Jeśli jej nie rozpoczniemy może być tylko gorzej.
Podsumowanie stycznia
Początek roku był rzeczywiście świąteczny i Czytelnicy byli myślami raczej bliżej wakacji niż pracy. Liczba wejść była umiarkowana, ale w kolejnych dniach i tygodniach wszystko wróciło do normy obserwowanej w roku ubiegłym.

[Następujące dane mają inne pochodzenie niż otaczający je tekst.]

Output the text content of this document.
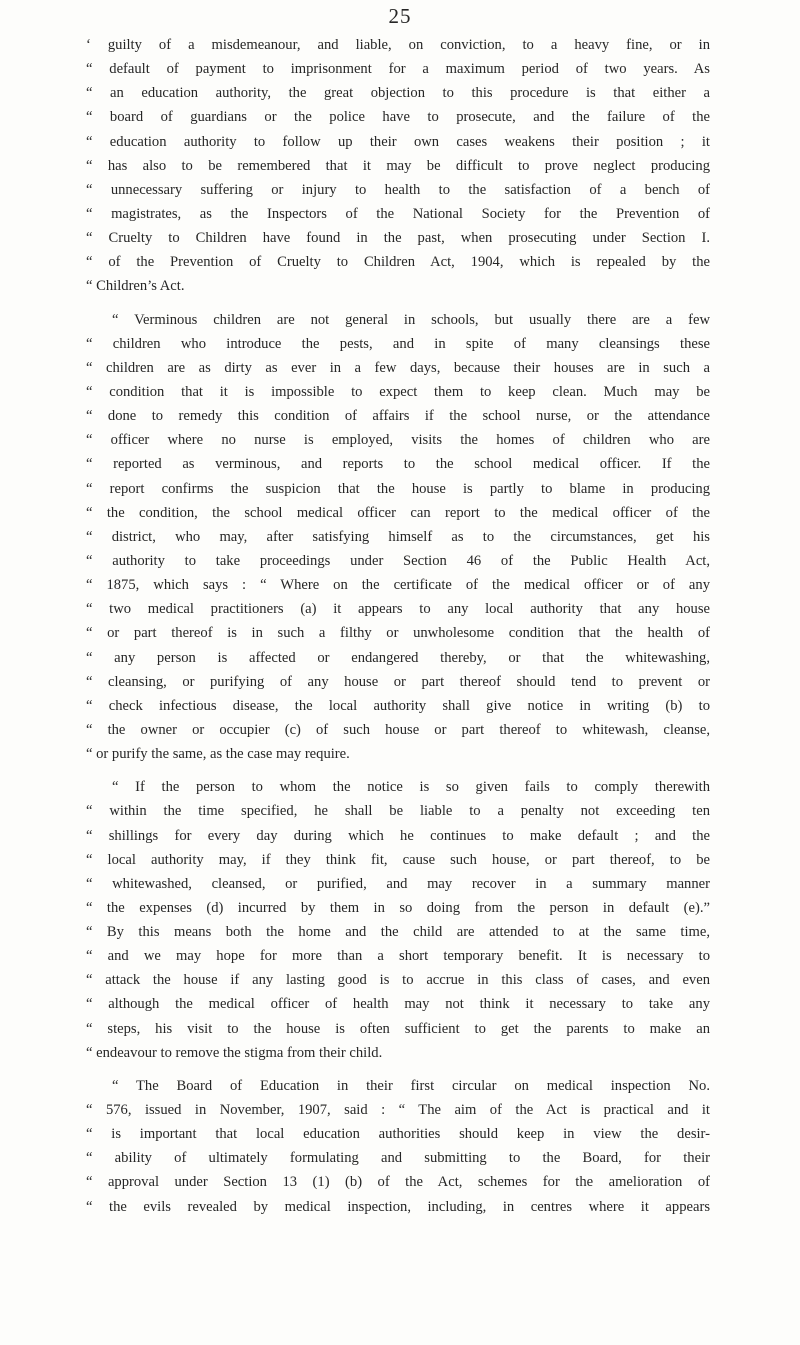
25
‘ guilty of a misdemeanour, and liable, on conviction, to a heavy fine, or in
“ default of payment to imprisonment for a maximum period of two years. As
“ an education authority, the great objection to this procedure is that either a
“ board of guardians or the police have to prosecute, and the failure of the
“ education authority to follow up their own cases weakens their position ; it
“ has also to be remembered that it may be difficult to prove neglect producing
“ unnecessary suffering or injury to health to the satisfaction of a bench of
“ magistrates, as the Inspectors of the National Society for the Prevention of
“ Cruelty to Children have found in the past, when prosecuting under Section I.
“ of the Prevention of Cruelty to Children Act, 1904, which is repealed by the
“ Children’s Act.
“ Verminous children are not general in schools, but usually there are a few
“ children who introduce the pests, and in spite of many cleansings these
“ children are as dirty as ever in a few days, because their houses are in such a
“ condition that it is impossible to expect them to keep clean. Much may be
“ done to remedy this condition of affairs if the school nurse, or the attendance
“ officer where no nurse is employed, visits the homes of children who are
“ reported as verminous, and reports to the school medical officer. If the
“ report confirms the suspicion that the house is partly to blame in producing
“ the condition, the school medical officer can report to the medical officer of the
“ district, who may, after satisfying himself as to the circumstances, get his
“ authority to take proceedings under Section 46 of the Public Health Act,
“ 1875, which says : “ Where on the certificate of the medical officer or of any
“ two medical practitioners (a) it appears to any local authority that any house
“ or part thereof is in such a filthy or unwholesome condition that the health of
“ any person is affected or endangered thereby, or that the whitewashing,
“ cleansing, or purifying of any house or part thereof should tend to prevent or
“ check infectious disease, the local authority shall give notice in writing (b) to
“ the owner or occupier (c) of such house or part thereof to whitewash, cleanse,
“ or purify the same, as the case may require.
“ If the person to whom the notice is so given fails to comply therewith
“ within the time specified, he shall be liable to a penalty not exceeding ten
“ shillings for every day during which he continues to make default ; and the
“ local authority may, if they think fit, cause such house, or part thereof, to be
“ whitewashed, cleansed, or purified, and may recover in a summary manner
“ the expenses (d) incurred by them in so doing from the person in default (e).”
“ By this means both the home and the child are attended to at the same time,
“ and we may hope for more than a short temporary benefit. It is necessary to
“ attack the house if any lasting good is to accrue in this class of cases, and even
“ although the medical officer of health may not think it necessary to take any
“ steps, his visit to the house is often sufficient to get the parents to make an
“ endeavour to remove the stigma from their child.
“ The Board of Education in their first circular on medical inspection No.
“ 576, issued in November, 1907, said : “ The aim of the Act is practical and it
“ is important that local education authorities should keep in view the desir-
“ ability of ultimately formulating and submitting to the Board, for their
“ approval under Section 13 (1) (b) of the Act, schemes for the amelioration of
“ the evils revealed by medical inspection, including, in centres where it appears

Kilka tematów szczególnie zainteresowało Czytelników.
Najwięcej komentarzy wpłynęło do tekstu „Sens bloga” (13 stycznia), a uzasadnienie potrzeby dalszego prowadzenia bloga przedstawione przez komentujących było bardzo przekonujące. Jest zastanawiające, że nadal, w kraju o braku (? - patrz tekst z 29) cenzury prewencyjnej, jest takie zapotrzebowanie na wolne, niczym nieskrępowane słowo. Z tym tekstem korespondował tekst z 8 stycznia „Pesymizm, optymizm, realizm”, który komentowało 8 osób.
Nauka nadal dla wielu z nas jest ważna o czym świadczą liczne głosy (9) w reakcji na tekst „Katastrofa naukowa…” z 25 stycznia. Nauka to obszar bardzo wrażliwy na wszelkie działania restrykcyjne, wolność prowadzenia badań (w granicach obowiązującego prawa) to podstawowy warunek powodzenia w tej mierze. Dlatego choć z uznaniem należy przyjąć próby zmian podjęte w czasie styczniowego posiedzenia Senatu (patrz blog z 28), to można zdać pytanie: jak można było dopuścić do takiego regresu, przecież negatywne zjawiska nie zaczęły się w ostatnim czasie i są pochodną wielu czynników narastających przez długi czas?
Potrzebujemy rzeczywistych, konstruktywnych działań, żadne zaklęcia, apele i markowane ruchy nie pomogą. A „materia” jest skomplikowana, nauka jest wrażliwa na wszelkie ograniczenia i nadmiar regulacji.
I na koniec ciągle ciągnie się sprawa Prof. Dzielickiego, prezentowane dokumenty (20), niestosowna interpretacja wyroku Trybunału Konstytucyjnego przez Dziekana Wydziału Prof. W. Króla (22) oraz zaskakująca, trudna do zrozumienia decyzja o odwołaniu programu telewizyjnego (29) świadczą, że konflikt nie został zakończony. Trudno jest pojąć jak jest możliwe, że nie da się uzyskać społecznie korzystnego rozwiązania, a Profesor nie robi tego co umie najlepiej – operować chorych w klinice, którą sam stworzył.